According to Mark Mahowald, a professor and pioneer of sleep behavior at Stanford University, the root cause of sleepwalking is neurological. Normally as our bodies move in and out of different phases of rest and slumber, the brain stem paralyzes our limbs and nervous system so that we are not disturbed by our own movement. This process is called ‘the switch,’ and for most people, it occurs several times a night without any problems. For some people, however, the switch is prone to error, effectively allowing the body to stay awake while the brain sleeps. During this state, the body is prone to carry out a variety of automatic behaviors that have been ingrained deep inside the brain, while our brains remain oblivious with no conscious awareness of what the body is doing.
4. Sleep terrors
Like sleepwalking, sleep terrors only affect a minority of people but can be highly unpleasant. For someone experiencing a sleep terror, the activity inside the brain is markedly different from when they are awake. During sleep terror, all areas of the brain shut down except for the most primitive areas that control walking, breathing, and basic survival. These areas are separate from regions of logical thought and reasoning that lie unconscious during sleep and can, therefore, operate automatically without conscious awareness. As such, when a sleep terror is triggered it is experienced in the rawest of emotional and imagery form with no chance of logic or reason intervening.
5. Brain development
In addition to common sleep disorders, poor sleep quality has been associated with a number of developmental disorders and learning difficulties. Although it is yet to be determined whether poor sleep is the result of impaired development, or whether the reverse is true, sleep is essential for memory formation and learning, and so when disrupted for prolonged periods of time, the ability to hold and recall information will also be compromised.
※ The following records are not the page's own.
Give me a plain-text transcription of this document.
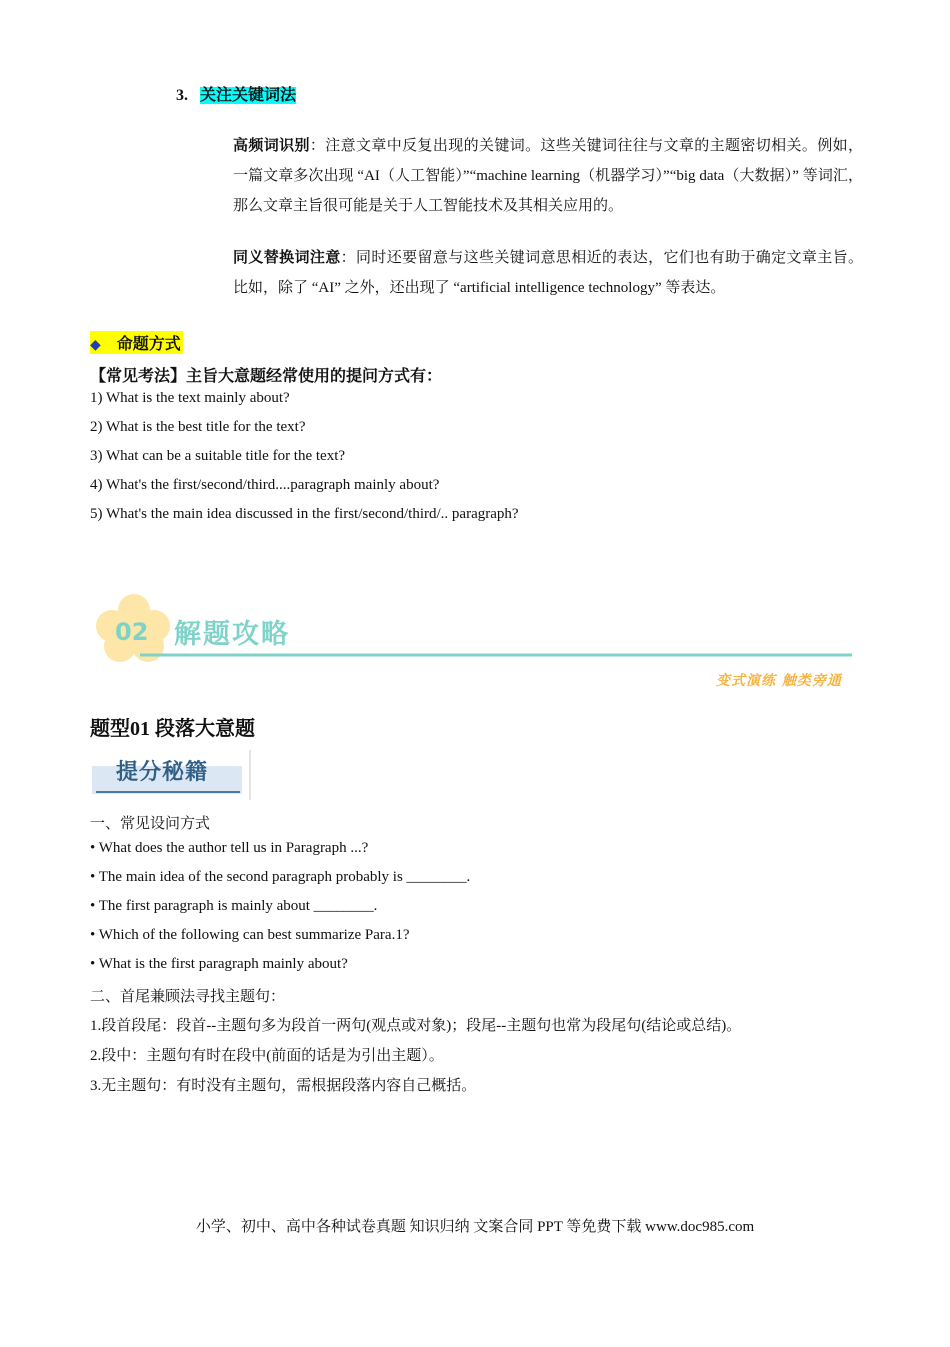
3. 关注关键词法
高频词识别：注意文章中反复出现的关键词。这些关键词往往与文章的主题密切相关。例如，一篇文章多次出现 “AI（人工智能）”“machine learning（机器学习）”“big data（大数据）” 等词汇，那么文章主旨很可能是关于人工智能技术及其相关应用的。
同义替换词注意：同时还要留意与这些关键词意思相近的表达，它们也有助于确定文章主旨。比如，除了 “AI” 之外，还出现了 “artificial intelligence technology” 等表达。
◆ 命题方式
【常见考法】主旨大意题经常使用的提问方式有：
1) What is the text mainly about?
2) What is the best title for the text?
3) What can be a suitable title for the text?
4) What's the first/second/third....paragraph mainly about?
5) What's the main idea discussed in the first/second/third/.. paragraph?
02 解题攻略
变式演练 触类旁通
题型01 段落大意题
提分秘籍
一、常见设问方式
• What does the author tell us in Paragraph ...?
• The main idea of the second paragraph probably is ________.
• The first paragraph is mainly about ________.
• Which of the following can best summarize Para.1?
• What is the first paragraph mainly about?
二、首尾兼顾法寻找主题句：
1.段首段尾：段首--主题句多为段首一两句(观点或对象)；段尾--主题句也常为段尾句(结论或总结)。
2.段中：主题句有时在段中(前面的话是为引出主题）。
3.无主题句：有时没有主题句，需根据段落内容自己概括。
小学、初中、高中各种试卷真题 知识归纳 文案合同 PPT 等免费下载 www.doc985.com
Perhaps the most common cause of sleep disturbance comes down to habit. Unlike some of our perhaps more obvious habits, such as a morning coffee, the route we take to work, or the fact we always buy the same foods at the supermarket, we are continually carrying out little subconscious habits without even knowing. These habits are so deeply ingrained in the subconscious areas of our brain that we often don’t realize we’re doing them. Sleep routine is one of these. Hours before we make the decision to go to bed, we start preparing for it. We might subconsciously begin reciting the storyline to ourselves that we won’t get to sleep, or that we will wake several times a night. We might set our alarm early and go to bed believing we will wake several times in the night in anticipation. We might experience poor sleep once a week, then twice, three times, and then anxiety kicks in as we build ourselves up for the struggle. To this extent, our quality of sleep becomes a subconscious decision, one we make before our heads even hit the pillow. We are already setting ourselves up for a poor night sleep—expecting to wake early, fall asleep late or be disturbed every hour.
So, back to me being a morning person. Am I really a morning person or do I habitually struggle to get to sleep only to wake again before 6 a.m.? Or maybe I can thank my ancestors for inherited sleep genes? What we can say is that the ability to get a regular eight hours might be associated with far more than our ability to relax and unwind before our head hits the pillow.